Elena Nencini
L'ultima graphic novel di Davide Reviati, fumettista e pittore, è stata Morti di sonno, vincitore di diversi premi sia in Italia che all’estero, tra cui il Premio Micheluzzi per il Miglior fumetto al Napoli Comicon 2010 e il Prix dBD nel 2011 a Parigi. Lo scrittore ravennate torna adesso in libreria con «Sputa tre volte» (Coconino press), 560 pagine in bianco e nero, segnate da un tratto forte, denso, da grigi sfumati, dove racconta, tra un capanno e una campagna emiliana, la storia di un gruppo di ragazzi cresciuti insieme in una periferia. Ma è anche la storia di Loretta, ragazza selvatica e di un gruppo di rom, per raccontare l’amicizia, la stagione dell’adolescenza e la sua fine. Ma anche i pregiudizi, la paura del diverso, la fragilità umana.

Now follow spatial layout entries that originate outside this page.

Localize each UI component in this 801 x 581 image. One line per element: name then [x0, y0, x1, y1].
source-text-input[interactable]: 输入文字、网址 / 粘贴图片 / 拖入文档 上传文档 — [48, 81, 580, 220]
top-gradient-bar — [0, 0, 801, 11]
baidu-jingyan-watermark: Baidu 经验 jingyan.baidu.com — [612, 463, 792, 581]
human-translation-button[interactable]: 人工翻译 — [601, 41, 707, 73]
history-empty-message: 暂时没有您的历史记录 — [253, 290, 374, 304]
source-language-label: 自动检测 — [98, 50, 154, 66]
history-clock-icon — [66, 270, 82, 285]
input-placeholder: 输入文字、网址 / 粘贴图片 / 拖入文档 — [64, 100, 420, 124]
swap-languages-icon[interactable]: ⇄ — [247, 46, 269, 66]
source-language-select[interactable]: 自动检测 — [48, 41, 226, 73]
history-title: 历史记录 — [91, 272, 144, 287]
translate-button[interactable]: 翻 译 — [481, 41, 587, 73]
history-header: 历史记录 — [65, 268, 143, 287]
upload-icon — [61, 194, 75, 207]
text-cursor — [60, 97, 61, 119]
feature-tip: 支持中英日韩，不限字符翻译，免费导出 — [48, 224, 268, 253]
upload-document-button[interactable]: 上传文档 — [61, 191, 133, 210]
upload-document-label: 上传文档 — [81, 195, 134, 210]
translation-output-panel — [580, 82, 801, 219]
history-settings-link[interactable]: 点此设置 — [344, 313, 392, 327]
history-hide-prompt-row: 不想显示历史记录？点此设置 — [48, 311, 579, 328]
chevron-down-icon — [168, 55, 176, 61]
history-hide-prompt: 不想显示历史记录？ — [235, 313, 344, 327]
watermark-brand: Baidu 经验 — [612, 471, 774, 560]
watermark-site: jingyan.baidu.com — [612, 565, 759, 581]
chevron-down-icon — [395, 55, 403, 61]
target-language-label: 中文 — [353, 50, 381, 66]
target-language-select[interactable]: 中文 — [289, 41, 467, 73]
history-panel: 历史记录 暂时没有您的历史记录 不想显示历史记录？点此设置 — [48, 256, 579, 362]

Dopo sei anni ha realizzato una nuova graphic novel. Come mai ha scelto questo genere, che unisce romanzo e fumetto?
«Avevo sempre pensato che il fumetto potesse essere solo il veicolo della commedia, pensavo che la tragedia fosse più idonea ad essere rappresentata solo dalla pittura o da altri mezzi. Poi ho capito che la tragedia poteva essere raccontata anche dal fumetto e che il linguaggio del fumetto era lungi da esser concluso, c'era molto da scoprire. Quando ho scritto Morti di sonno era da un pezzo che ce lo avevo in testa: era la storia del mio quartiere, della mia generazione e mi sono buttato. È stato un salto nel vuoto perché non avevo un metodo di lavoro codificato. Non avevo una sceneggiatura sotto, non sapevo quanto sarebbe durata la storia, non sapevo quando sarebbe finita. Non ho organizzazione, ma mi piacerebbe tanto un metodo un po' più fisso a cui aggrapparsi nei momenti di difficoltà in cui diventa più dura. I lati positivi di lavorare così invece sono che sei sempre molto vivo, molto attento perché la storia si “fa” mentre la disegni. In questo modo la storia cresce sotto le tue mani».
Qual è stato il primo nucleo da cui è partito?
«Dalla voglia di raccontare un personaggio: la zingara e lei si è portata dietro un sacco di cose, tra cui il mondo dei Rom che già conoscevo ma su cui ho fatto tante ricerche. Da lì si è sviluppata la storia. I miei frammenti di memoria si sono andati ad arricchire con la fantasia. Non ho voluto dare un luogo prestabilito come in Morti di sonno (il quartiere Anic nda) ci sono i nostri luoghi, i capanni e c'è la campagna emiliana perché i miei sono originari di Parma ed ho messo insieme le mie due patrie senza dargli un nome, fondendole volutamente. Ne è nata una sorta di ibridazione tra Parma e Ravenna. Non era importante la storia di un luogo preciso, l'ambizione era che assumesse aspetti di universalità».